A summary of The Thaw will likely make it sound like yet another in a long, long line of Sci-Fi Channel (well, SyFy now) low-budget creature feature tedium. Thanks to global warming, a wooly mammoth is discovered in the receding ice by a scientist (Val Kilmer) and his team stationed in a remote corner of northern Canada. Unfortunately, this extinct animal was infested with a long-dormant parasite which somehow managed to stay alive for all these centuries in ice. As luck would have it, humans are perfect hosts for these creatures - and a quartet of college students, including the scientist's estranged daughter, have arrived to the remote station to provide some additional fodder for the fast-moving critters. And yes, the typical blood-drenched B-movie mayhem ensues.

Unlike the typical SyFy movie-of-the-week, however, The Thaw comes across much more competently - and it proves to be surprisingly entertaining, despite its clichéd genre roots. I primarily credit two things.

First, the acting is fairly decent. Kilmer's performance in the role of the scientist is appropriately off-kilter. As the movie's opening credits sequence suggests, while his character has a strong public persona, he's actually got some nefarious motivation behind what he does. Martha MacIsaac (Superbad and the remake of The Last House on the Left) is convincing as the feisty daughter, and the rest of the cast are competent as well. No hammy histrionics from the actors here.

Second, director and co-writer Mark A Lewis takes full advantage of the location: British Columbia. This movie has an air of authenticity to it. The research facility feels isolated thanks to the area's solitary vistas of undeveloped land, and this helps heighten the ominous portent of the film's proceedings. In this respect, the film is reminiscent of the two version of The Thing.

All in all, The Thaw won't go down in the annals of great horror filmmaking. But, despite its well-worn science fiction premise of a resurrected prehistoric threat to humanity's existence, the movie is produced well - and it manages to be entertaining. Recommended.

The DVD

Video:

Lionsgate gives The Thaw an anamorphic widescreen presentation with a 2.35:1 aspect ratio. The image had strong details, although colors appeared slightly faded. The latter may have been a stylistic choice, but it would have been nice to have a richer color palette for the location footage.

Sound:

The sole audio track is an English language Dolby Digital 5.1 affair. Dialogue was always clear.

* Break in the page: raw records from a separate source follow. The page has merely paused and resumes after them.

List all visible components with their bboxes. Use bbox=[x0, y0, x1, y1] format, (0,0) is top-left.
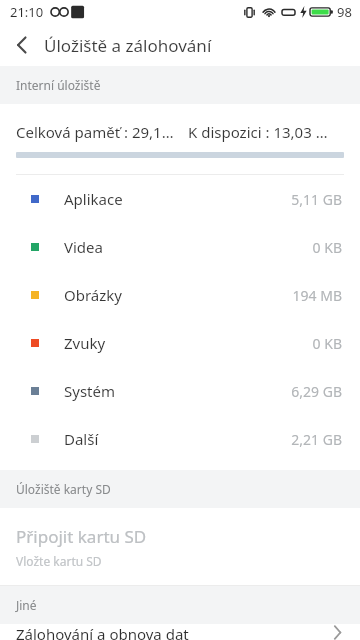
staticText: 98 bbox=[337, 3, 352, 21]
staticText: 0 KB bbox=[312, 238, 342, 257]
staticText: 21:10 bbox=[10, 3, 44, 21]
button[interactable]: Aplikace bbox=[0, 175, 360, 223]
staticText: Systém bbox=[64, 381, 115, 401]
button[interactable]: Zálohování a obnova dat bbox=[0, 624, 360, 640]
staticText: 0 KB bbox=[312, 334, 342, 353]
button[interactable]: Obrázky bbox=[0, 271, 360, 319]
staticText: 194 MB bbox=[292, 286, 342, 305]
staticText: 2,21 GB bbox=[291, 430, 342, 449]
button[interactable]: Další bbox=[0, 415, 360, 463]
staticText: Interní úložiště bbox=[16, 77, 101, 93]
staticText: Vložte kartu SD bbox=[16, 553, 102, 569]
staticText: Úložiště karty SD bbox=[16, 481, 111, 497]
staticText: Další bbox=[64, 429, 99, 449]
staticText: Celková paměť : 29,1… bbox=[16, 122, 174, 142]
staticText: 5,11 GB bbox=[291, 190, 342, 209]
staticText: Obrázky bbox=[64, 285, 122, 305]
staticText: Připojit kartu SD bbox=[16, 525, 147, 548]
button[interactable]: Back bbox=[0, 24, 44, 66]
button[interactable]: Systém bbox=[0, 367, 360, 415]
staticText: Zvuky bbox=[64, 333, 106, 353]
staticText: K dispozici : 13,03 … bbox=[188, 122, 328, 142]
staticText: Videa bbox=[64, 237, 103, 257]
staticText: Jiné bbox=[16, 597, 37, 613]
staticText: 6,29 GB bbox=[291, 382, 342, 401]
staticText: Zálohování a obnova dat bbox=[16, 624, 189, 640]
staticText: Aplikace bbox=[64, 189, 123, 209]
button[interactable]: Zvuky bbox=[0, 319, 360, 367]
staticText: Úložiště a zálohování bbox=[44, 34, 212, 57]
button[interactable]: Videa bbox=[0, 223, 360, 271]
button[interactable]: Připojit kartu SD bbox=[0, 508, 360, 585]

The mix wasn't especially dynamic, but this movie didn't offer a lot in the way of sound effects to warrant it.

Optional subtitles are available in English and Spanish.

Extras:

Ads for the original Ghost House Underground titles and the website Break.com, as well as trailers for The Children, Offspring, and Seventh Moon, precede the main menu. They're available collectively in an Also From Lionsgate link in the Special Features submenu, which also sports a separate link for a trailer of The Thaw.

More significant extras include a fairly standard Behind the Scenes (13:25) featurette with soundbyte comments from the cast and crew intermixed with shots of the film and its making.

A rather lame extra called Ghost House Micro Videos (2:54) offers trailer footage from these new Ghost House Underground titles set to the music of heavy metal bands. Yawn.

Final Thoughts:

A good cast and nice location footage of British Columbia compensate for a clichéd concept and routine script. The Thaw is a modestly successful fright flick and comes recommended.